Performance Lecture: Hillside Projects (HULT)
Welcome to an evening (In Swedish) that explores the nuances between truth, fiction, and artistic storytelling about reality. If you missed Hillside Projects’ (HULT Residency Programme) recent performance lecture, you now have another chance.
Truth, Fiction, and the Return of the European Roller
Searching for the European Roller (The Return of the Blue Roller) is a performance lecture that maps out the disappearance of the European roller. The lecture moves between fact and fiction, spectacle and myth‑making, humour and tragedy. The European roller is a bird that lived and bred in Sweden until 1967, after which it left and never returned. On the day of its departure, the bird left its nesting sites on Fårö, passed over the forests of Småland, and then continued toward the Atlas Mountains and warmer latitudes. But what really happened? Why did the bird leave—never to return?
Followed by:
A conversation between the artists and Beate Schirrmacher, researcher at the Linnaeus University Centre for Intermedial and Multimodal Studies (IMS) and Associate Professor at the Department of Film and Literature at Linnaeus University. The conversation departs from the question of truth claims in media, research, and art.
In collaboration with Bild och form Kronoberg and the Centre for Intermedial and Multimodal Studies, Linnaeus University.

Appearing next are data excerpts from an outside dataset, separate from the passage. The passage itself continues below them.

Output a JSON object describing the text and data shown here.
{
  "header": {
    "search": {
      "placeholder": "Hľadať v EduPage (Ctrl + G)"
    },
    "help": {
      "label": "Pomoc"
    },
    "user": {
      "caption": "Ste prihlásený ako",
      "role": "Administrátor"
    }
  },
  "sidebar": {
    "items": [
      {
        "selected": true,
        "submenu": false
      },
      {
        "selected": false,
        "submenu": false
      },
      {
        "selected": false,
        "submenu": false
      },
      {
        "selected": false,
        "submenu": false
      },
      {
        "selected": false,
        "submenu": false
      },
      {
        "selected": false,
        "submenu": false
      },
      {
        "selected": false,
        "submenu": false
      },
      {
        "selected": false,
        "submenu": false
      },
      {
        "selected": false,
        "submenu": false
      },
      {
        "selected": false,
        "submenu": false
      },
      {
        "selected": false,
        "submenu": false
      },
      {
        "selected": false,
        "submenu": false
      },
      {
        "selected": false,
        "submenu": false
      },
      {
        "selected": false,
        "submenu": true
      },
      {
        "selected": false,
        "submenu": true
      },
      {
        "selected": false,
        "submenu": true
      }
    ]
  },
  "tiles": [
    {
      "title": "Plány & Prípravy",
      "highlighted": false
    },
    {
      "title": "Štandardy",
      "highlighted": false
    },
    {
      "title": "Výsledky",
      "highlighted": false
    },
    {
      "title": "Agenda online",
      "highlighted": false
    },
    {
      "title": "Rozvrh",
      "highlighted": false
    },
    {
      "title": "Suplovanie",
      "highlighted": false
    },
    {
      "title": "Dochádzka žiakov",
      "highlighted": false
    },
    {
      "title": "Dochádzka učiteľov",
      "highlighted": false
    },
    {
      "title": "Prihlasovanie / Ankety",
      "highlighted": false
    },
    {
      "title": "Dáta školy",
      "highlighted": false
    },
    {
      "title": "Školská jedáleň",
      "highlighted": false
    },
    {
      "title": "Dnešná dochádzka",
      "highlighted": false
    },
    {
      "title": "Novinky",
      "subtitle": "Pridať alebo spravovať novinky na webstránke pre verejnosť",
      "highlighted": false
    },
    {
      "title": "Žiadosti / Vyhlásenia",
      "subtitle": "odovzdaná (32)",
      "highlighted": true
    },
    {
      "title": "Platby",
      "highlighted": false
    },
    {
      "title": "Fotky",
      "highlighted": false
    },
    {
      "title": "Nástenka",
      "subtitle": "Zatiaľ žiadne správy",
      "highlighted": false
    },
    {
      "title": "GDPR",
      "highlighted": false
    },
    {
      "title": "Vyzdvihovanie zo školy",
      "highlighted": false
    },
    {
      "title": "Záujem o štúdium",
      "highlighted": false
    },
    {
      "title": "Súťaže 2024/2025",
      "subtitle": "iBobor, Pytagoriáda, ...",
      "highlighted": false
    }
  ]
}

We will serve light refreshments.
About Hillside Projects and the HULT Residency Programme
Hillside Projects (HP) is an artistic entity with members Emily Berry Mennerdahl and Jonas Böttern. HP works from a conceptual framework to explore notions such as failure, transformation, and listening. Their works take shape as video, performance lectures, text, sound, performative walks, and transdisciplinary collaborations. HP has been awarded a working grant within the HULT residency program in Region Kronoberg and will conduct artistic research in the region during autumn 2025.